Prolacta in the News
February 14, 2011
Adoptive moms are even using hormone treatments to induce lactation so they can breast-feed. And for women who can’t stomach the high price tags of these products and treatments — it costs about $100 a day to feed a full-term infant breast milk from a nonprofit bank — a booming white market in this “liquid gold’’ has emerged on the Internet, where breast milk is traded on sites such as Facebook and Freecycle.
According to Google Insights, a tool that measures search volume on the Internet, queries for the term “breast milk’’ doubled between January 2005 and January 2011.
There are no safeguards or quality controls in place when women casually swap milk through the Internet. But that hasn’t deterred Paige Eastman Dickinson, 40, a certified professional midwife in New Bedford, from collecting milk from generous mothers all over the state for her daughter Comfort, who is 7 months old. Eastman Dickinson had a problem lactation experts call low supply.
It’s unclear what causes low supply, but having the shortage of breast milk seems to go hand-in-hand with fertility issues and older maternal age. And as more women postpone having families into their 40s, doctors say they are seeing more who have problems with low supply.
Eastman Dickinson worked with her pediatrician for five weeks to try to breast-feed. She tried teas and supplements to increase her milk, but her baby was not gaining weight.
“I looked at the doctor and said ‘I am starving my baby,’ ’’ she said.
That started her on a quest to tap supplies of extra breast milk from friends, friends of friends, and Facebook friends, among others.
Comfort has gotten milk from more than 30 “milk mamas,’’ by Eastman Dickinson’s estimate, including a scientist at Woods Hole who turned over a cache of more than 800 ounces she’d kept in a freezer, which lasted the family for months.
Hospitals use breast milk from milk banks that carefully screen donors and then pasteurize and test their milk to reduce the risks to babies. But those kinds of safeguards don’t come cheap. Nonprofit banks charge $3 to $5 an ounce to cover the costs of processing and shipping, an amount that works out to $350 a week to feed a preemie or $700 a week to feed a full-term baby.
A California company, Prolacta, is selling hospitals a concentrated “protein shake’’ made from donated breast milk as a prescription-only treatment for premature babies. The company says it costs an average of $10,000 per infant to feed them the fortifier for two months.
As pricey as donor milk is, administrators are hopeful they may ultimately be saving money by preventing complications that require costly surgery and getting babies home more quickly. At a minimum, it costs about $2,000 a day for a baby to stay in the neonatal ICU.

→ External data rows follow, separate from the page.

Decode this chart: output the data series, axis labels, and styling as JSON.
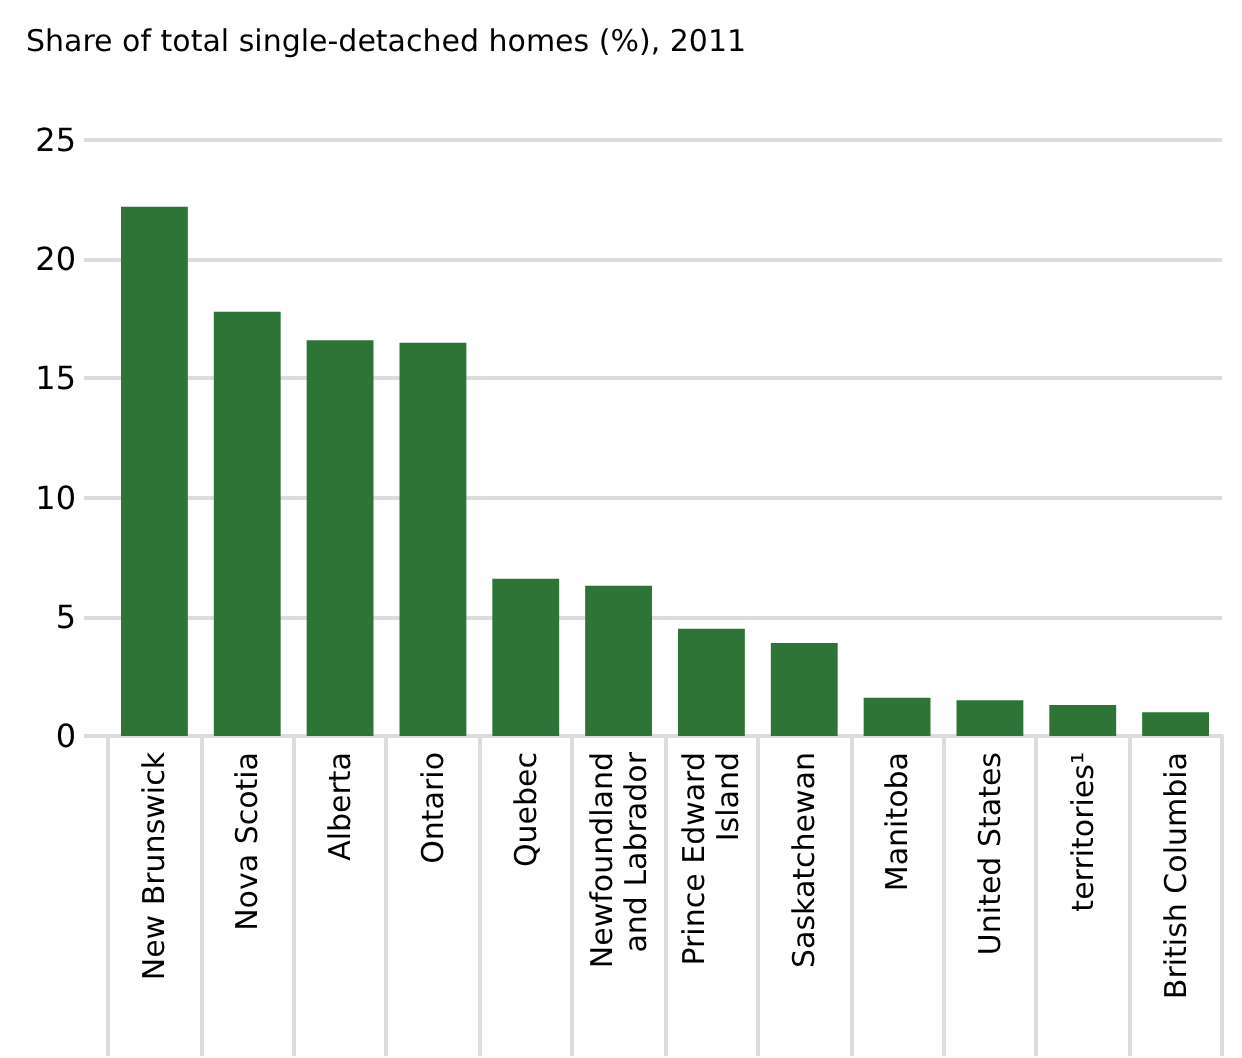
{
  "chart_data": {
    "type": "bar",
    "title": "Share of total single-detached homes (%), 2011",
    "categories": [
      "New Brunswick",
      "Nova Scotia",
      "Alberta",
      "Ontario",
      "Quebec",
      "Newfoundland\nand Labrador",
      "Prince Edward\nIsland",
      "Saskatchewan",
      "Manitoba",
      "United States",
      "territories¹",
      "British Columbia"
    ],
    "values": [
      22.2,
      17.8,
      16.6,
      16.5,
      6.6,
      6.3,
      4.5,
      3.9,
      1.6,
      1.5,
      1.3,
      1.0
    ],
    "color": "#2e7436",
    "ylim": [
      0,
      25
    ],
    "yticks": [
      0,
      5,
      10,
      15,
      20,
      25
    ],
    "grid": "y"
  }
}
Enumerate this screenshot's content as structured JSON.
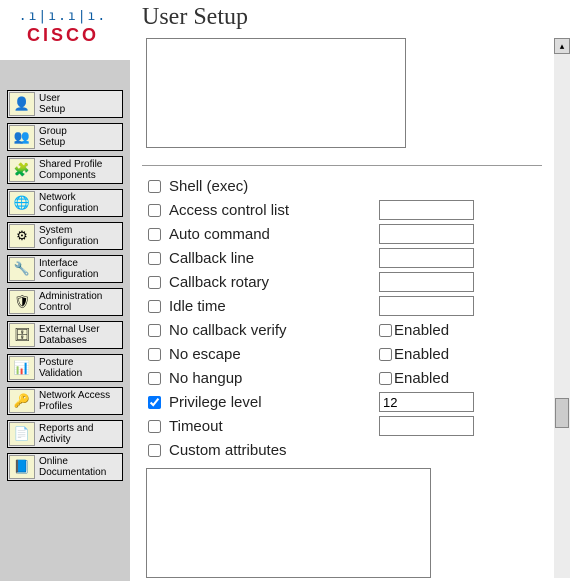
{
  "brand": {
    "bars": ".ı|ı.ı|ı.",
    "name": "CISCO"
  },
  "page_title": "User Setup",
  "sidebar": {
    "items": [
      {
        "label": "User\nSetup",
        "icon": "👤"
      },
      {
        "label": "Group\nSetup",
        "icon": "👥"
      },
      {
        "label": "Shared Profile\nComponents",
        "icon": "🧩"
      },
      {
        "label": "Network\nConfiguration",
        "icon": "🌐"
      },
      {
        "label": "System\nConfiguration",
        "icon": "⚙"
      },
      {
        "label": "Interface\nConfiguration",
        "icon": "🔧"
      },
      {
        "label": "Administration\nControl",
        "icon": "🛡"
      },
      {
        "label": "External User\nDatabases",
        "icon": "🗄"
      },
      {
        "label": "Posture\nValidation",
        "icon": "📊"
      },
      {
        "label": "Network Access\nProfiles",
        "icon": "🔑"
      },
      {
        "label": "Reports and\nActivity",
        "icon": "📄"
      },
      {
        "label": "Online\nDocumentation",
        "icon": "📘"
      }
    ]
  },
  "form": {
    "rows": [
      {
        "label": "Shell (exec)",
        "type": "plain",
        "checked": false
      },
      {
        "label": "Access control list",
        "type": "text",
        "checked": false,
        "value": ""
      },
      {
        "label": "Auto command",
        "type": "text",
        "checked": false,
        "value": ""
      },
      {
        "label": "Callback line",
        "type": "text",
        "checked": false,
        "value": ""
      },
      {
        "label": "Callback rotary",
        "type": "text",
        "checked": false,
        "value": ""
      },
      {
        "label": "Idle time",
        "type": "text",
        "checked": false,
        "value": ""
      },
      {
        "label": "No callback verify",
        "type": "enabled",
        "checked": false,
        "enabled_label": "Enabled",
        "enabled_checked": false
      },
      {
        "label": "No escape",
        "type": "enabled",
        "checked": false,
        "enabled_label": "Enabled",
        "enabled_checked": false
      },
      {
        "label": "No hangup",
        "type": "enabled",
        "checked": false,
        "enabled_label": "Enabled",
        "enabled_checked": false
      },
      {
        "label": "Privilege level",
        "type": "text",
        "checked": true,
        "value": "12"
      },
      {
        "label": "Timeout",
        "type": "text",
        "checked": false,
        "value": ""
      },
      {
        "label": "Custom attributes",
        "type": "plain",
        "checked": false
      }
    ]
  }
}
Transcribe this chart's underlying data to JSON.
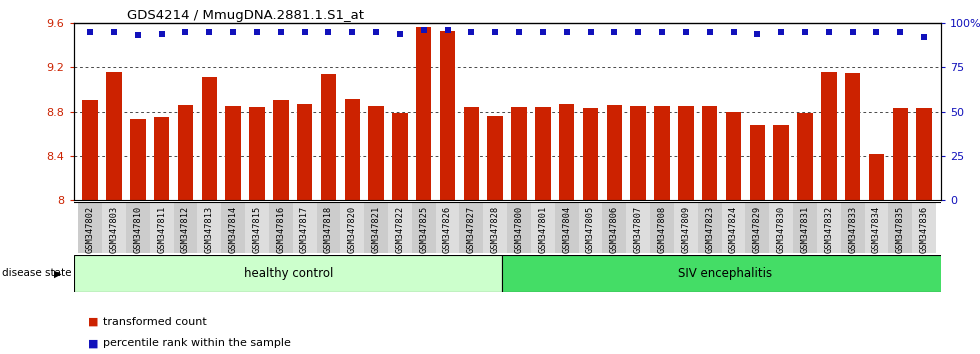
{
  "title": "GDS4214 / MmugDNA.2881.1.S1_at",
  "samples": [
    "GSM347802",
    "GSM347803",
    "GSM347810",
    "GSM347811",
    "GSM347812",
    "GSM347813",
    "GSM347814",
    "GSM347815",
    "GSM347816",
    "GSM347817",
    "GSM347818",
    "GSM347820",
    "GSM347821",
    "GSM347822",
    "GSM347825",
    "GSM347826",
    "GSM347827",
    "GSM347828",
    "GSM347800",
    "GSM347801",
    "GSM347804",
    "GSM347805",
    "GSM347806",
    "GSM347807",
    "GSM347808",
    "GSM347809",
    "GSM347823",
    "GSM347824",
    "GSM347829",
    "GSM347830",
    "GSM347831",
    "GSM347832",
    "GSM347833",
    "GSM347834",
    "GSM347835",
    "GSM347836"
  ],
  "bar_values": [
    8.9,
    9.16,
    8.73,
    8.75,
    8.86,
    9.11,
    8.85,
    8.84,
    8.9,
    8.87,
    9.14,
    8.91,
    8.85,
    8.79,
    9.56,
    9.53,
    8.84,
    8.76,
    8.84,
    8.84,
    8.87,
    8.83,
    8.86,
    8.85,
    8.85,
    8.85,
    8.85,
    8.8,
    8.68,
    8.68,
    8.79,
    9.16,
    9.15,
    8.42,
    8.83,
    8.83
  ],
  "percentile_values": [
    95,
    95,
    93,
    94,
    95,
    95,
    95,
    95,
    95,
    95,
    95,
    95,
    95,
    94,
    96,
    96,
    95,
    95,
    95,
    95,
    95,
    95,
    95,
    95,
    95,
    95,
    95,
    95,
    94,
    95,
    95,
    95,
    95,
    95,
    95,
    92
  ],
  "healthy_control_count": 18,
  "bar_color": "#cc2200",
  "percentile_color": "#1111bb",
  "ylim_left": [
    8.0,
    9.6
  ],
  "ylim_right": [
    0,
    100
  ],
  "yticks_left": [
    8.0,
    8.4,
    8.8,
    9.2,
    9.6
  ],
  "ytick_labels_left": [
    "8",
    "8.4",
    "8.8",
    "9.2",
    "9.6"
  ],
  "yticks_right": [
    0,
    25,
    50,
    75,
    100
  ],
  "ytick_labels_right": [
    "0",
    "25",
    "50",
    "75",
    "100%"
  ],
  "healthy_color": "#ccffcc",
  "siv_color": "#44dd66",
  "tick_bg_even": "#cccccc",
  "tick_bg_odd": "#dddddd"
}
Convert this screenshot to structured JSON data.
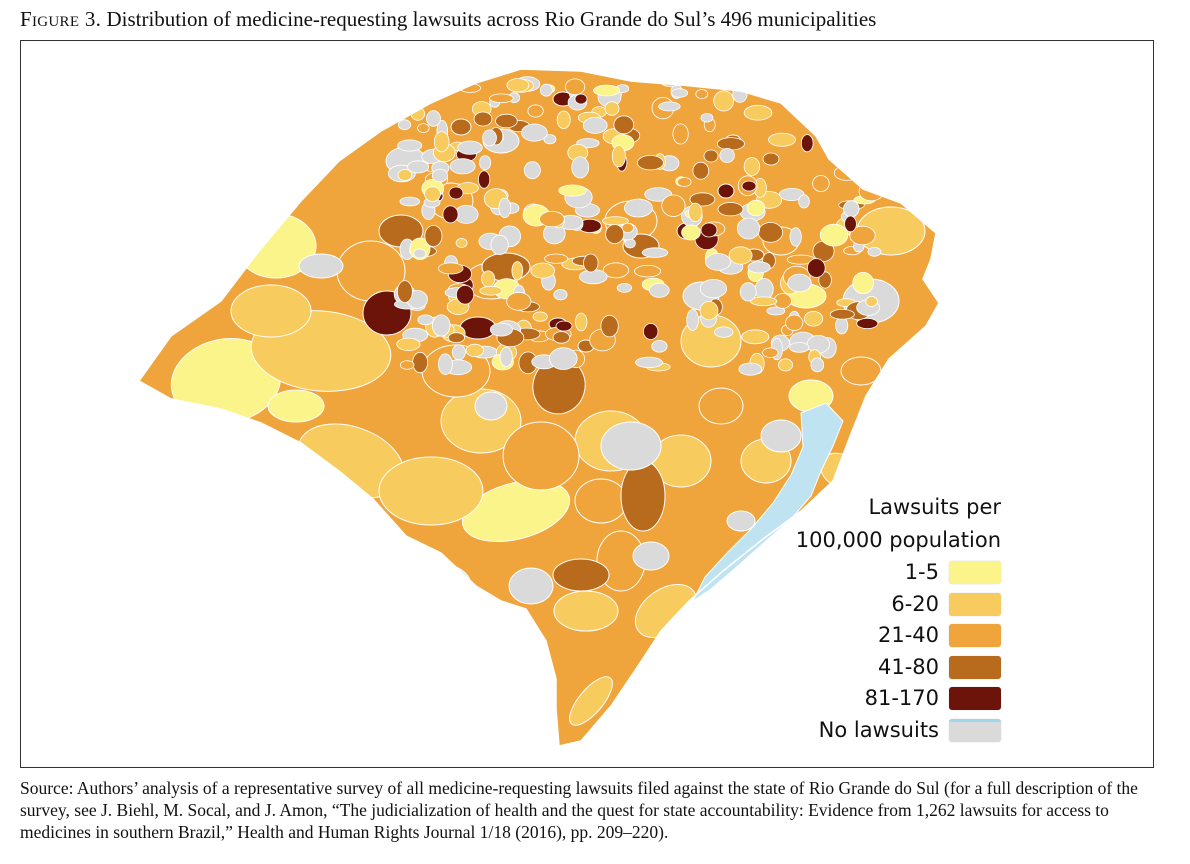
{
  "caption": {
    "label": "Figure 3.",
    "text": "Distribution of medicine-requesting lawsuits across Rio Grande do Sul’s 496 municipalities"
  },
  "legend": {
    "title_line1": "Lawsuits per",
    "title_line2": "100,000 population",
    "classes": [
      {
        "label": "1-5",
        "color": "#fbf48a"
      },
      {
        "label": "6-20",
        "color": "#f8cb5e"
      },
      {
        "label": "21-40",
        "color": "#efa43c"
      },
      {
        "label": "41-80",
        "color": "#b86a1d"
      },
      {
        "label": "81-170",
        "color": "#6c1409"
      },
      {
        "label": "No lawsuits",
        "color": "#dadada"
      }
    ]
  },
  "map_colors": {
    "border": "#ffffff",
    "water": "#bfe3f1"
  },
  "source": "Source: Authors’ analysis of a representative survey of all medicine-requesting lawsuits filed against the state of Rio Grande do Sul (for a full description of the survey, see J. Biehl, M. Socal, and J. Amon, “The judicialization of health and the quest for state accountability: Evidence from 1,262 lawsuits for access to medicines in southern Brazil,” Health and Human Rights Journal 1/18 (2016), pp. 209–220)."
}
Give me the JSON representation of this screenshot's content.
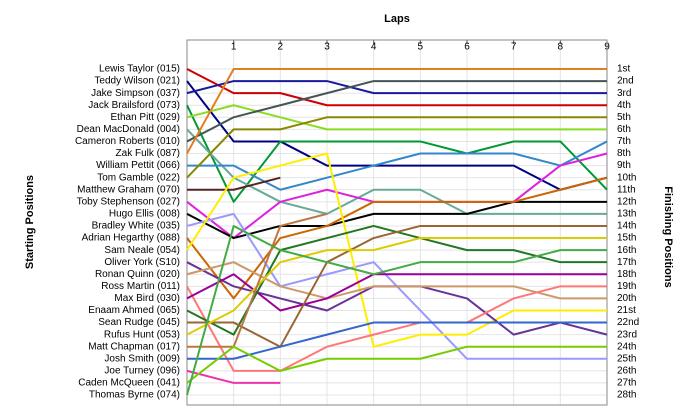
{
  "chart_data": {
    "type": "line",
    "title": "Laps",
    "y_label": "Starting Positions",
    "y2_label": "Finishing Positions",
    "x": [
      0,
      1,
      2,
      3,
      4,
      5,
      6,
      7,
      8,
      9
    ],
    "xlim": [
      0,
      9
    ],
    "xticks": [
      1,
      2,
      3,
      4,
      5,
      6,
      7,
      8,
      9
    ],
    "ylim": [
      1,
      28
    ],
    "y_inverted": true,
    "grid": true,
    "yticks": [
      {
        "value": 1,
        "label": "1st"
      },
      {
        "value": 2,
        "label": "2nd"
      },
      {
        "value": 3,
        "label": "3rd"
      },
      {
        "value": 4,
        "label": "4th"
      },
      {
        "value": 5,
        "label": "5th"
      },
      {
        "value": 6,
        "label": "6th"
      },
      {
        "value": 7,
        "label": "7th"
      },
      {
        "value": 8,
        "label": "8th"
      },
      {
        "value": 9,
        "label": "9th"
      },
      {
        "value": 10,
        "label": "10th"
      },
      {
        "value": 11,
        "label": "11th"
      },
      {
        "value": 12,
        "label": "12th"
      },
      {
        "value": 13,
        "label": "13th"
      },
      {
        "value": 14,
        "label": "14th"
      },
      {
        "value": 15,
        "label": "15th"
      },
      {
        "value": 16,
        "label": "16th"
      },
      {
        "value": 17,
        "label": "17th"
      },
      {
        "value": 18,
        "label": "18th"
      },
      {
        "value": 19,
        "label": "19th"
      },
      {
        "value": 20,
        "label": "20th"
      },
      {
        "value": 21,
        "label": "21st"
      },
      {
        "value": 22,
        "label": "22nd"
      },
      {
        "value": 23,
        "label": "23rd"
      },
      {
        "value": 24,
        "label": "24th"
      },
      {
        "value": 25,
        "label": "25th"
      },
      {
        "value": 26,
        "label": "26th"
      },
      {
        "value": 27,
        "label": "27th"
      },
      {
        "value": 28,
        "label": "28th"
      }
    ],
    "series": [
      {
        "name": "Lewis Taylor (015)",
        "color": "#cc0000",
        "values": [
          1,
          3,
          3,
          4,
          4,
          4,
          4,
          4,
          4,
          4
        ]
      },
      {
        "name": "Teddy Wilson (021)",
        "color": "#000080",
        "values": [
          2,
          7,
          7,
          9,
          9,
          9,
          9,
          9,
          11,
          10
        ]
      },
      {
        "name": "Jake Simpson (037)",
        "color": "#1a1aa0",
        "values": [
          3,
          2,
          2,
          2,
          3,
          3,
          3,
          3,
          3,
          3
        ]
      },
      {
        "name": "Jack Brailsford (073)",
        "color": "#009933",
        "values": [
          4,
          12,
          7,
          7,
          7,
          7,
          8,
          7,
          7,
          11
        ]
      },
      {
        "name": "Ethan Pitt (029)",
        "color": "#88dd22",
        "values": [
          5,
          4,
          5,
          6,
          6,
          6,
          6,
          6,
          6,
          6
        ]
      },
      {
        "name": "Dean MacDonald (004)",
        "color": "#66aa99",
        "values": [
          6,
          10,
          12,
          13,
          11,
          11,
          13,
          13,
          13,
          13
        ]
      },
      {
        "name": "Cameron Roberts (010)",
        "color": "#445555",
        "values": [
          7,
          5,
          4,
          3,
          2,
          2,
          2,
          2,
          2,
          2
        ]
      },
      {
        "name": "Zak Fulk (087)",
        "color": "#e08020",
        "values": [
          8,
          1,
          1,
          1,
          1,
          1,
          1,
          1,
          1,
          1
        ]
      },
      {
        "name": "William Pettit (066)",
        "color": "#3388cc",
        "values": [
          9,
          9,
          11,
          10,
          9,
          8,
          8,
          8,
          9,
          7
        ]
      },
      {
        "name": "Tom Gamble (022)",
        "color": "#888800",
        "values": [
          10,
          6,
          6,
          5,
          5,
          5,
          5,
          5,
          5,
          5
        ]
      },
      {
        "name": "Matthew Graham (070)",
        "color": "#552222",
        "values": [
          11,
          11,
          10,
          null,
          null,
          null,
          null,
          null,
          null,
          null
        ]
      },
      {
        "name": "Toby Stephenson (027)",
        "color": "#dd22dd",
        "values": [
          12,
          15,
          12,
          11,
          12,
          12,
          12,
          12,
          9,
          8
        ]
      },
      {
        "name": "Hugo Ellis (008)",
        "color": "#000000",
        "values": [
          13,
          15,
          14,
          14,
          13,
          13,
          13,
          12,
          12,
          12
        ]
      },
      {
        "name": "Bradley White (035)",
        "color": "#9999ff",
        "values": [
          14,
          13,
          19,
          18,
          17,
          21,
          25,
          25,
          25,
          25
        ]
      },
      {
        "name": "Adrian Hegarthy (088)",
        "color": "#cc6600",
        "values": [
          15,
          20,
          15,
          14,
          12,
          12,
          12,
          12,
          11,
          10
        ]
      },
      {
        "name": "Sam Neale (054)",
        "color": "#ffee00",
        "values": [
          16,
          10,
          9,
          8,
          24,
          23,
          23,
          21,
          21,
          21
        ]
      },
      {
        "name": "Oliver York (S10)",
        "color": "#663399",
        "values": [
          17,
          19,
          20,
          21,
          19,
          19,
          20,
          23,
          22,
          23
        ]
      },
      {
        "name": "Ronan Quinn (020)",
        "color": "#cc9966",
        "values": [
          18,
          17,
          19,
          20,
          19,
          19,
          19,
          19,
          20,
          20
        ]
      },
      {
        "name": "Ross Martin (011)",
        "color": "#ff7777",
        "values": [
          19,
          26,
          26,
          24,
          23,
          22,
          22,
          20,
          19,
          19
        ]
      },
      {
        "name": "Max Bird (030)",
        "color": "#990099",
        "values": [
          20,
          18,
          21,
          20,
          18,
          18,
          18,
          18,
          18,
          18
        ]
      },
      {
        "name": "Enaam Ahmed (065)",
        "color": "#227722",
        "values": [
          21,
          23,
          16,
          15,
          14,
          15,
          16,
          16,
          17,
          17
        ]
      },
      {
        "name": "Sean Rudge (045)",
        "color": "#996633",
        "values": [
          22,
          22,
          24,
          17,
          15,
          14,
          14,
          14,
          14,
          14
        ]
      },
      {
        "name": "Rufus Hunt (053)",
        "color": "#ddcc00",
        "values": [
          23,
          21,
          17,
          16,
          16,
          15,
          15,
          15,
          15,
          15
        ]
      },
      {
        "name": "Matt Chapman (017)",
        "color": "#bb7744",
        "values": [
          24,
          24,
          14,
          13,
          null,
          null,
          null,
          null,
          null,
          null
        ]
      },
      {
        "name": "Josh Smith (009)",
        "color": "#3366cc",
        "values": [
          25,
          25,
          24,
          23,
          22,
          22,
          22,
          22,
          22,
          22
        ]
      },
      {
        "name": "Joe Turney (096)",
        "color": "#ee33aa",
        "values": [
          26,
          27,
          27,
          null,
          null,
          null,
          null,
          null,
          null,
          null
        ]
      },
      {
        "name": "Caden McQueen (041)",
        "color": "#77cc00",
        "values": [
          27,
          24,
          26,
          25,
          25,
          25,
          24,
          24,
          24,
          24
        ]
      },
      {
        "name": "Thomas Byrne (074)",
        "color": "#44aa44",
        "values": [
          28,
          14,
          16,
          17,
          18,
          17,
          17,
          17,
          16,
          16
        ]
      }
    ]
  }
}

“Data is getting stronger and stronger about how much better these babies do,’’ says Dr. Kathleen Marinelli, a neonatologist who is director of lactation support services at Connecticut Children’s Medical Center and medical director of the Newtonville milk bank. The risk of necrotizing entercolitis, a particularly fearsome complication for preemies that destroys intestinal tissue, is reduced to near zero, she says. “They have better eyesight, fewer infections; they get out of the hospital faster, and they’re less sick in the first few years of life.’’
For James Hobbs, who got to bring Ryder to the family’s home in Ashby after a month in the neonatal intensive care unit, the donor breast milk had value that went far beyond price.
Worried that Ryder might be too cold in a chilly house, James cupped his hands over his infant son’s head on his first night at home.
“He laid on the bed with his hands on his head and just looked at him all night long,’’ Christine Hobbs said. “He did not sleep all night long. He just kept feeling him. He just watched him all night long.’’
Clarification: This story should have said that Paige Eastman Dickinson, a New Bedford mother, screens donors she finds on the Internet by obtaining blood est results indicating whether they are disease-free.